Our test should work, and it should show that our dummy profile content had the Twitter URL of https://twitter.com/realironman:
Remember, don’t get too excited. It’s not really Ironman on your website.
Step 8: Extract the Twitter Handle
Now that you know your website visitor has a Twitter account associated with his RocketBolt profile, you’re ready to tweet at him, right? Not so fast!
RocketBolt stores a person’s Twitter account in the form of a URL that’ll take you directly to his profile page. However, in order to tweet at him, you need his Twitter handle.
Zapier can help us with this, too!
We’re going to use another Zapier utility called the “formatter.” It lets us manipulate the data from our trigger so it can be used in our action step.
Since the structure of a Twitter url includes the person’s Twitter handle, all we need to do is take the Twitter profile URL sent by RocketBolt and run it through the Zapier formatter to remove the “https://twitter.com/” piece from the front of it.
To accomplish this, we’ll want to chose the “text” option in the formatter’s “choose action” section:
Next, take the following actions on the text formatter configuration settings page:
- Select “Replace” in the Transform dropdown menu.
- Select “Contact’s Twitter Profile” as the Input you want to format.
- Type “https://twitter.com/” in the Find form field.
- Enter an @ symbol in the Replace form field to create a Twitter handle.
Your completed form should look like this:
If you decide to view your data after running your end-of-step test, you should be able to see the properly formatted Twitter handle: @realironman.
Step 9: Create Your Custom Tweet
Now you’re ready to create the final Tweet that gets sent to the person returning to your website.
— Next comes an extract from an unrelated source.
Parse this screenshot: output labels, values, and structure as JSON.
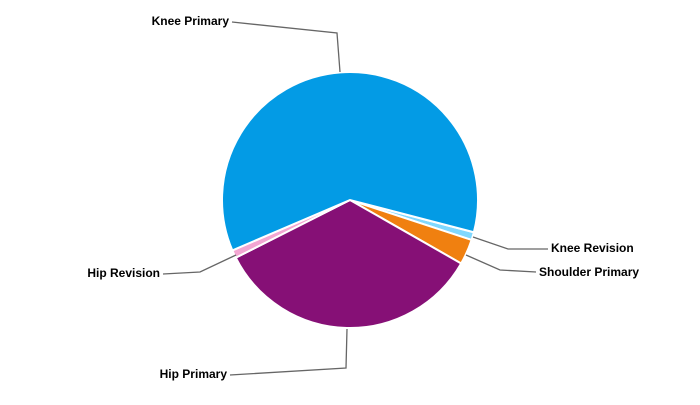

Select Twitter as your app, and choose the Create Tweet option:
If you don’t already have a Twitter account connected with Zapier, you’ll need to go through the steps to properly connect one, and then you’ll be ready to write your tweet.
You can include the Twitter handle you created by clicking the plus sign in the top, right corner of the message form field, then choosing Text from the dropdown that appears, followed by Contact Twitter. This will automatically insert the person’s Twitter handle into your tweet so he’ll know you’re messaging him.
The final Twitter message form should look something like this:
By the way, at the end of this step, be sure to choose the “Skip Test & Continue” option. If you don’t, you’ll end up tweeting at whatever person actually uses the Twitter handle @realironman, which might be strange. Instead, let’s just trust that the tweet is going to work properly.
Step 10: Name your Zap and turn it on
Name your Zap, turn it on, and you’re done! Now you’re ready to explore the thousands of other sales tasks you can automate using RocketBolt and Zapier.
Also, you’ll be happy to know that, in addition to Trigger events, you can use RocketBolt in a Zap’s action step. Specifically, if something changes your data in another application -- for example, if you update profile details of a contact in your CRM -- you can simultaneously make changes in your RocketBolt account, allowing you to keep your data synced across all your tools automatically.